没错,言暮那么爱他,怎么可能真的与他和离?不过是女人争风吃醋的手段罢了。
他只要把那个女人处理干净,言暮肯定会原谅他的。
而一旁的嬷嬷还在偷偷上眼药:“您素日里便是对她太好了,她才会如此嚣张,拿和离的事情威胁您!您想想,她和离了,还会有比您更好的人要她吗?您若是和离了,外面多少姑娘等着嫁您呢!”
“您瞧瞧,外面那些大爷,您的那些同僚,谁不是有三四房妻妾?您给她吃穿用度,叫她端坐韩府,她却连个孩子都未曾生下!您哪有什么对不起她的呢?要老奴说,您便该磋一磋夫人这个性子,谁家宅院里的男人要单听个女人的话呢?传出去都叫人笑话。”
韩临渊却不想听这些。
他摆了摆手,只心酸道:“是我背誓,她怪我也是应当的。”
说完,他便在管家嬷嬷恨铁不成钢的目光中进了浅香院。
浅香院中栽满了红色梅,雪落梅花上,冷香随风来,韩临渊踏着被清扫的干干净净的青石板,快步入了浅香院的冬厢房。
厢房分内外间,冬日里都烧着地龙,外间还烧着火炉,用以给丫鬟和外来客暖身,免得裹着寒气进去,冲了里面的贵人。
韩临渊在外间烘暖了身子才进内间。
内间极大,中间以一套珠帘隔断,迎面便能看见一套矮桌,左侧摆着几排衣柜,右侧摆着洁面的黄花梨木架,入了珠帘,其内是一套千斤拔步床,右侧靠窗处摆着一矮塌,此时,萧言暮就靠在矮塌上而坐。
听见动静,萧言暮转而看向他。
屋内烧着热热的地龙,可萧言暮却像是一捧永远热不起来的雪,眉目间满是冰冷的神色,见到了韩临渊的脸,萧言暮要开口说话,却被韩临渊抢白。
他怕从萧言暮口中听到“和离”二字,所以他抢先说道:“言暮,那怀了我孩儿的女人...只是我酒醉后的一场误会,我留下她,只是因为她怀了孩子,并非是我有二心,我从始至终都只爱你一个人。”
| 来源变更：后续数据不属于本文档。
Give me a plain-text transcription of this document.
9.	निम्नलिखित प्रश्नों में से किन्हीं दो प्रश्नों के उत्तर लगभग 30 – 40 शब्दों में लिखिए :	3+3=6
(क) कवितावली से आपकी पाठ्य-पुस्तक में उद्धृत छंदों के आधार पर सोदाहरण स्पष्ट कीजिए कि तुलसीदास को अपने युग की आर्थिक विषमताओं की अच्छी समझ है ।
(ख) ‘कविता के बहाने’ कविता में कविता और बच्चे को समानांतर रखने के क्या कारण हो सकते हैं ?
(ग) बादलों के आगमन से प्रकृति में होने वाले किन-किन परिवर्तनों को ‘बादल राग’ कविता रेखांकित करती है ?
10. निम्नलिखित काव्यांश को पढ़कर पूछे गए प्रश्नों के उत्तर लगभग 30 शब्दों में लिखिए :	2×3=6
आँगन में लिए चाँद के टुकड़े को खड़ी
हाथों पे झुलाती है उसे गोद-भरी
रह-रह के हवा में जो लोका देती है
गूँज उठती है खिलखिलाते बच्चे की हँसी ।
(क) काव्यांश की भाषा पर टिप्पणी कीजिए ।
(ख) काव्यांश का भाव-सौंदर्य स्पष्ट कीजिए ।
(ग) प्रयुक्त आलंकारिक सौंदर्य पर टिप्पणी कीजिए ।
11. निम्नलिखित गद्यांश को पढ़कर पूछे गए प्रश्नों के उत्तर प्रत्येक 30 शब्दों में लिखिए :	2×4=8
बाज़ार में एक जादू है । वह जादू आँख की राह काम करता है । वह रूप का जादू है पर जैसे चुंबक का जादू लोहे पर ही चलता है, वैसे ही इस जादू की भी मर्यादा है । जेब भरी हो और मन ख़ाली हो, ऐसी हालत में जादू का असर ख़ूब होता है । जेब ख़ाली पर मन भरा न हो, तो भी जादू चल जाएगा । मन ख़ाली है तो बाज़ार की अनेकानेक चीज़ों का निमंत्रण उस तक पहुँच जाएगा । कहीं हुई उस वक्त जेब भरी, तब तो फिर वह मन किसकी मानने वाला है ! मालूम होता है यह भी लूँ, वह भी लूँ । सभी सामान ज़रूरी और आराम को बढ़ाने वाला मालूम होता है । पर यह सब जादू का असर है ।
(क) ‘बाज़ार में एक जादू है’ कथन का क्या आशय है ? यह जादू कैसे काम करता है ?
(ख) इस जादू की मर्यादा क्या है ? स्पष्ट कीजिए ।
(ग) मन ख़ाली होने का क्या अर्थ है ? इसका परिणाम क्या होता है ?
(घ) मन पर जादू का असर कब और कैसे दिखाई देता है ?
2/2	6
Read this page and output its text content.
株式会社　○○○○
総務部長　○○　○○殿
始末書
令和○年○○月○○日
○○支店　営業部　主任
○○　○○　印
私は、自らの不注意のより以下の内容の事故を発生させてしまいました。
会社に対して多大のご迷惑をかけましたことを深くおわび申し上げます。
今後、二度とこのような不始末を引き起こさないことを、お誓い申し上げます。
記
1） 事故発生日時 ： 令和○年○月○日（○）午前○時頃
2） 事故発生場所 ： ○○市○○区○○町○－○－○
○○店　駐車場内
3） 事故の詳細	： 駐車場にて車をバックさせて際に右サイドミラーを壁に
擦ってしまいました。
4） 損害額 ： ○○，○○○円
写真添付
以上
“我已知错了,那个女人我会处理掉,我以后,永生不会再寻旁人,你莫要与我分开,可好?”
说到最后,韩临渊一贯沉静肃然的面上竟浮现出几分哀求的模样。
萧言暮扫了他一眼,恍然间明白了。
定是她写和离书时,叫人瞧见了,有人去给韩临渊通风报信了。
她在这萧府,连个真正的贴心人都没有,被人背后报信也正常。
“言暮——”见萧言暮不说话,韩临渊一步步走来,似是想拥她。
“韩大人。”在他靠近时,萧言暮终于开了口。
她目光淡淡的扫过韩临渊的面,轻声说道:“还记得当日成婚时,你与我的誓言?”
这是她今日第二次提这件事。
韩临渊微微一僵。
他当然记得。
萧言暮曾与他言明,若他有二心,便来相决绝,她绝不肯与旁人共同分爱同一个男人。
想起那一日的甜蜜,新婚时的旖旎,韩临渊只觉得心口骤酸。
“言暮,我好疼。”他垂下一贯高傲的头颅,缓缓俯身在矮塌前,似是半跪下了一般,将额头抵在她的腿上,哀求着一般说:“我向你保证,此生,不会有其他人。”
萧言暮鼻尖一酸。
她如何能不疼呢?
他是她真切爱着的人,是她融入到骨血里的夫君,可是她只要一想到她爱的人在她不知道的时候和别的女人颠鸾倒凤,她所抚过的每一寸肌理都有其他女人的气息,她就觉得无比恶心。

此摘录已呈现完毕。